18 января 1895 года Троице-Сергиеву лавру посетил протоиерей Иоанн Кронштадтский. Иван впервые здесь увидел его. По обыкновению, бывшему на таких службах, Иван причащался со многими студентами академии, впоследствии записав об этой встрече с кронштадтским пастырем: «За благодарственною молитвою видеть пришлось выражение лица, которое со смущением только вместил слабый ум… это было лицо ангела! Здесь одно небесное житие и нет ничего земного. Умиленное славословие и благодарение о неизреченном даре, значение которого он так ясно понимал и видел… За обедней о сне речи не было, и от прочего был храним в молитве с отцом Иоанном, которого образ не выходил из ума…» Много позже, на пороге страшных гонений, воздвигнутых на Русскую Православную Церковь в ХХ столетии, он писал об отце Иоанне Кронштадтском, почившем в день празднования памяти священномученика Игнатия Богоносца в 1908 году: он с такой ревностью «стремился жить во Христе в наши печальные дни и как бы нарочно устремился в мир горний в день священномученика Игнатия, являя родство души своей с душой великого святого. <…> Какой исполнен был он заботой о том, чтобы проверять, испытывать, очищать мысли и все движения души своей ежедневно, ежечасно для Христа, о чем свидетельствует дневник его, так и называемый „Моя жизнь во Христе“!»

Протоиерей Иоанн Кронштадтский стал примером для идущего по этому пути подвижника.
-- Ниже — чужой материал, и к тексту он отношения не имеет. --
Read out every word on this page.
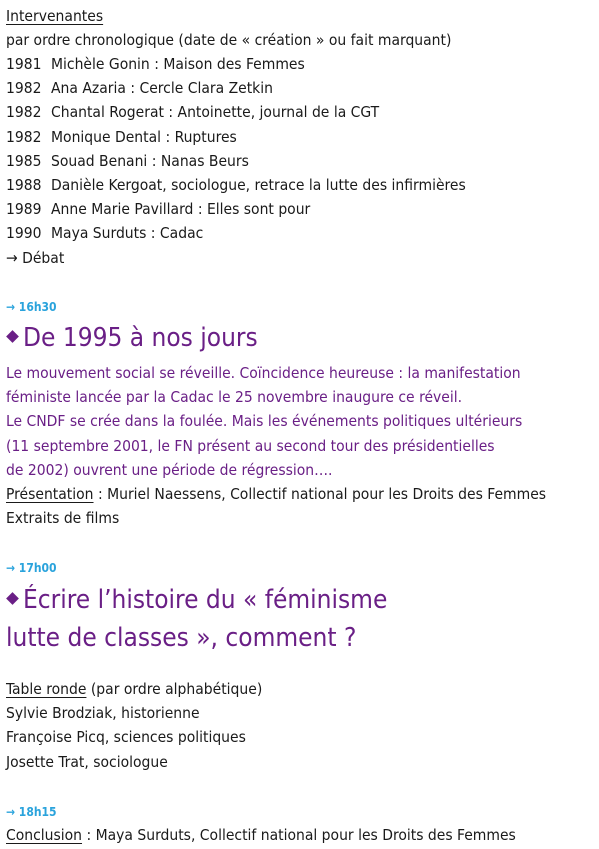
Intervenantes
par ordre chronologique (date de « création » ou fait marquant)
1981 Michèle Gonin : Maison des Femmes
1982 Ana Azaria : Cercle Clara Zetkin
1982 Chantal Rogerat : Antoinette, journal de la CGT
1982 Monique Dental : Ruptures
1985 Souad Benani : Nanas Beurs
1988 Danièle Kergoat, sociologue, retrace la lutte des infirmières
1989 Anne Marie Pavillard : Elles sont pour
1990 Maya Surduts : Cadac
→ Débat
→ 16h30
De 1995 à nos jours
Le mouvement social se réveille. Coïncidence heureuse : la manifestation
féministe lancée par la Cadac le 25 novembre inaugure ce réveil.
Le CNDF se crée dans la foulée. Mais les événements politiques ultérieurs
(11 septembre 2001, le FN présent au second tour des présidentielles
de 2002) ouvrent une période de régression….
Présentation : Muriel Naessens, Collectif national pour les Droits des Femmes
Extraits de films
→ 17h00
Écrire l’histoire du « féminisme
lutte de classes », comment ?
Table ronde (par ordre alphabétique)
Sylvie Brodziak, historienne
Françoise Picq, sciences politiques
Josette Trat, sociologue
→ 18h15
Conclusion : Maya Surduts, Collectif national pour les Droits des Femmes
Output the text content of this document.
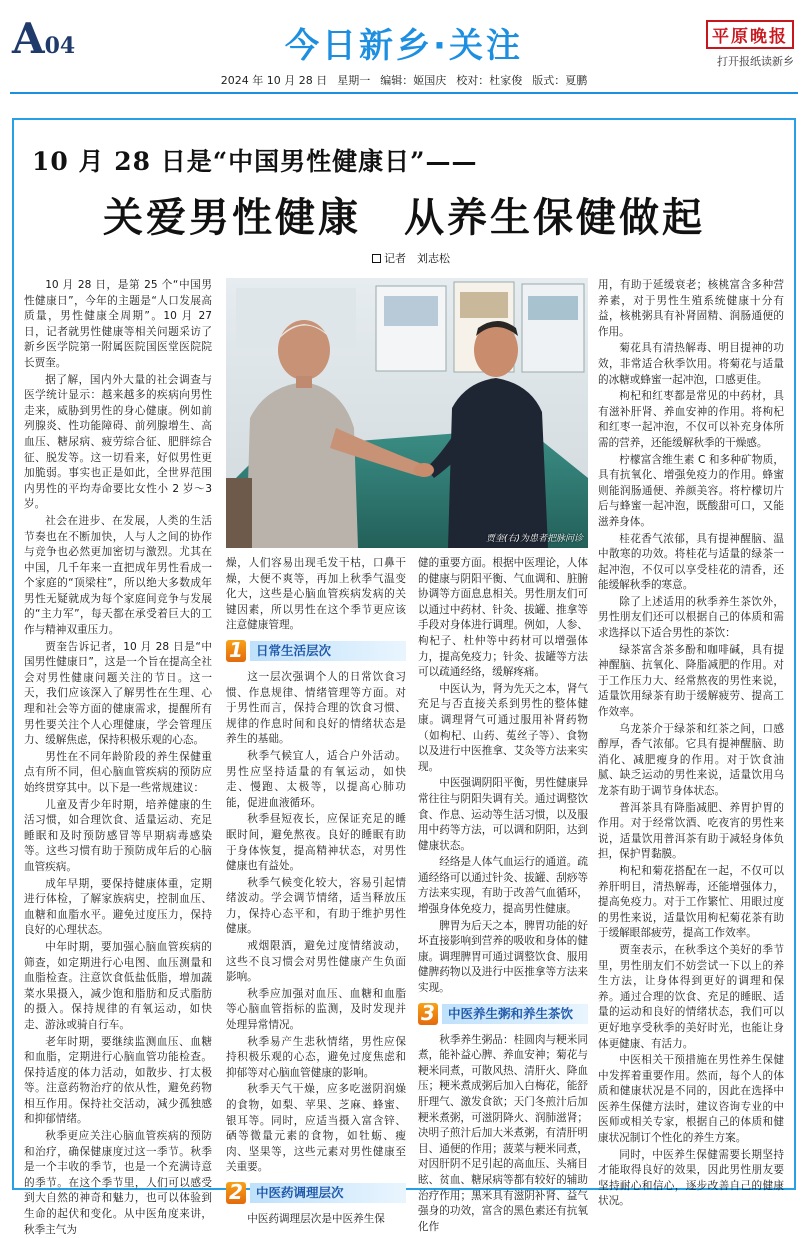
A04	今日新乡·关注	平原晚报
打开报纸读新乡
2024 年 10 月 28 日 星期一 编辑：姬国庆 校对：杜家俊 版式：夏鹏
10 月 28 日是“中国男性健康日”——
关爱男性健康　从养生保健做起
记者　刘志松
贾奎(右)为患者把脉问诊

10 月 28 日，是第 25 个“中国男性健康日”，今年的主题是“人口发展高质量，男性健康全周期”。10 月 27 日，记者就男性健康等相关问题采访了新乡医学院第一附属医院国医堂医院院长贾奎。

据了解，国内外大量的社会调查与医学统计显示：越来越多的疾病向男性走来，威胁到男性的身心健康。例如前列腺炎、性功能障碍、前列腺增生、高血压、糖尿病、疲劳综合征、肥胖综合征、脱发等。这一切看来，好似男性更加脆弱。事实也正是如此，全世界范围内男性的平均寿命要比女性小 2 岁～3 岁。

社会在进步、在发展，人类的生活节奏也在不断加快，人与人之间的协作与竞争也必然更加密切与激烈。尤其在中国，几千年来一直把成年男性看成一个家庭的“顶梁柱”，所以绝大多数成年男性无疑就成为每个家庭间竞争与发展的“主力军”，每天都在承受着巨大的工作与精神双重压力。

贾奎告诉记者，10 月 28 日是“中国男性健康日”，这是一个旨在提高全社会对男性健康问题关注的节日。这一天，我们应该深入了解男性在生理、心理和社会等方面的健康需求，提醒所有男性要关注个人心理健康，学会管理压力、缓解焦虑，保持积极乐观的心态。

男性在不同年龄阶段的养生保健重点有所不同，但心脑血管疾病的预防应始终贯穿其中。以下是一些常规建议：

儿童及青少年时期，培养健康的生活习惯，如合理饮食、适量运动、充足睡眠和及时预防感冒等早期病毒感染等。这些习惯有助于预防成年后的心脑血管疾病。

成年早期，要保持健康体重，定期进行体检，了解家族病史，控制血压、血糖和血脂水平。避免过度压力，保持良好的心理状态。

中年时期，要加强心脑血管疾病的筛查，如定期进行心电图、血压测量和血脂检查。注意饮食低盐低脂，增加蔬菜水果摄入，减少饱和脂肪和反式脂肪的摄入。保持规律的有氧运动，如快走、游泳或骑自行车。

老年时期，要继续监测血压、血糖和血脂，定期进行心脑血管功能检查。保持适度的体力活动，如散步、打太极等。注意药物治疗的依从性，避免药物相互作用。保持社交活动，减少孤独感和抑郁情绪。

秋季更应关注心脑血管疾病的预防和治疗，确保健康度过这一季节。秋季是一个丰收的季节，也是一个充满诗意的季节。在这个季节里，人们可以感受到大自然的神奇和魅力，也可以体验到生命的起伏和变化。从中医角度来讲，秋季主气为

燥，人们容易出现毛发干枯，口鼻干燥，大便不爽等，再加上秋季气温变化大，这些是心脑血管疾病发病的关键因素，所以男性在这个季节更应该注意健康管理。

1	日常生活层次

这一层次强调个人的日常饮食习惯、作息规律、情绪管理等方面。对于男性而言，保持合理的饮食习惯、规律的作息时间和良好的情绪状态是养生的基础。

秋季气候宜人，适合户外活动。男性应坚持适量的有氧运动，如快走、慢跑、太极等，以提高心肺功能，促进血液循环。

秋季昼短夜长，应保证充足的睡眠时间，避免熬夜。良好的睡眠有助于身体恢复，提高精神状态，对男性健康也有益处。

秋季气候变化较大，容易引起情绪波动。学会调节情绪，适当释放压力，保持心态平和，有助于维护男性健康。

戒烟限酒，避免过度情绪波动，这些不良习惯会对男性健康产生负面影响。

秋季应加强对血压、血糖和血脂等心脑血管指标的监测，及时发现并处理异常情况。

秋季易产生悲秋情绪，男性应保持积极乐观的心态，避免过度焦虑和抑郁等对心脑血管健康的影响。

秋季天气干燥，应多吃滋阴润燥的食物，如梨、苹果、芝麻、蜂蜜、银耳等。同时，应适当摄入富含锌、硒等微量元素的食物，如牡蛎、瘦肉、坚果等，这些元素对男性健康至关重要。

2	中医药调理层次

中医药调理层次是中医养生保

健的重要方面。根据中医理论，人体的健康与阴阳平衡、气血调和、脏腑协调等方面息息相关。男性朋友们可以通过中药材、针灸、拔罐、推拿等手段对身体进行调理。例如，人参、枸杞子、杜仲等中药材可以增强体力，提高免疫力；针灸、拔罐等方法可以疏通经络，缓解疼痛。

中医认为，肾为先天之本，肾气充足与否直接关系到男性的整体健康。调理肾气可通过服用补肾药物（如枸杞、山药、菟丝子等）、食物以及进行中医推拿、艾灸等方法来实现。

中医强调阴阳平衡，男性健康异常往往与阴阳失调有关。通过调整饮食、作息、运动等生活习惯，以及服用中药等方法，可以调和阴阳，达到健康状态。

经络是人体气血运行的通道。疏通经络可以通过针灸、拔罐、刮痧等方法来实现，有助于改善气血循环，增强身体免疫力，提高男性健康。

脾胃为后天之本，脾胃功能的好坏直接影响到营养的吸收和身体的健康。调理脾胃可通过调整饮食、服用健脾药物以及进行中医推拿等方法来实现。

3	中医养生粥和养生茶饮

秋季养生粥品：桂圆肉与粳米同煮，能补益心脾、养血安神；菊花与粳米同煮，可散风热、清肝火、降血压；粳米煮成粥后加入白梅花，能舒肝理气、激发食欲；天门冬煎汁后加粳米煮粥，可滋阴降火、润肺滋肾；决明子煎汁后加大米煮粥，有清肝明目、通便的作用；菠菜与粳米同煮，对因肝阴不足引起的高血压、头痛目眩、贫血、糖尿病等都有较好的辅助治疗作用；黑米具有滋阴补肾、益气强身的功效，富含的黑色素还有抗氧化作

用，有助于延缓衰老；核桃富含多种营养素，对于男性生殖系统健康十分有益，核桃粥具有补肾固精、润肠通便的作用。

菊花具有清热解毒、明目提神的功效，非常适合秋季饮用。将菊花与适量的冰糖或蜂蜜一起冲泡，口感更佳。

枸杞和红枣都是常见的中药材，具有滋补肝肾、养血安神的作用。将枸杞和红枣一起冲泡，不仅可以补充身体所需的营养，还能缓解秋季的干燥感。

柠檬富含维生素 C 和多种矿物质，具有抗氧化、增强免疫力的作用。蜂蜜则能润肠通便、养颜美容。将柠檬切片后与蜂蜜一起冲泡，既酸甜可口，又能滋养身体。

桂花香气浓郁，具有提神醒脑、温中散寒的功效。将桂花与适量的绿茶一起冲泡，不仅可以享受桂花的清香，还能缓解秋季的寒意。

除了上述适用的秋季养生茶饮外，男性朋友们还可以根据自己的体质和需求选择以下适合男性的茶饮：

绿茶富含茶多酚和咖啡碱，具有提神醒脑、抗氧化、降脂减肥的作用。对于工作压力大、经常熬夜的男性来说，适量饮用绿茶有助于缓解疲劳、提高工作效率。

乌龙茶介于绿茶和红茶之间，口感醇厚，香气浓郁。它具有提神醒脑、助消化、减肥瘦身的作用。对于饮食油腻、缺乏运动的男性来说，适量饮用乌龙茶有助于调节身体状态。

普洱茶具有降脂减肥、养胃护胃的作用。对于经常饮酒、吃夜宵的男性来说，适量饮用普洱茶有助于减轻身体负担，保护胃黏膜。

枸杞和菊花搭配在一起，不仅可以养肝明目，清热解毒，还能增强体力，提高免疫力。对于工作繁忙、用眼过度的男性来说，适量饮用枸杞菊花茶有助于缓解眼部疲劳，提高工作效率。

贾奎表示，在秋季这个美好的季节里，男性朋友们不妨尝试一下以上的养生方法，让身体得到更好的调理和保养。通过合理的饮食、充足的睡眠、适量的运动和良好的情绪状态，我们可以更好地享受秋季的美好时光，也能让身体更健康、有活力。

中医相关干预措施在男性养生保健中发挥着重要作用。然而，每个人的体质和健康状况是不同的，因此在选择中医养生保健方法时，建议咨询专业的中医师或相关专家，根据自己的体质和健康状况制订个性化的养生方案。

同时，中医养生保健需要长期坚持才能取得良好的效果，因此男性朋友要坚持耐心和信心，逐步改善自己的健康状况。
Незадолго перед принятием священного сана, когда остатки сомнений относительно избираемой им стези еще теснились в душе Ивана, Кронштадтский пастырь, прозревая его исповеднический путь и то, каким подвигом он прославит Христа, сказал ему: «Аще любиши Мя… паси овцы Моя… егда был еси юн, поясался еси сам и ходил еси, аможе хотел еси: егда же состареешися, воздежеши руце твои, и ин тя пояшет и ведет, аможе не хощеши» (Ин. 21). Часто, особенно в трудные, исполненные многими страданиями периоды жизни, он вспоминал эти слова Христовы, сказанные ему святым. И чем сильнее свирепствовала буря гонений, тем чаще они вспоминались, становясь в минуты испытаний утешением Божиим.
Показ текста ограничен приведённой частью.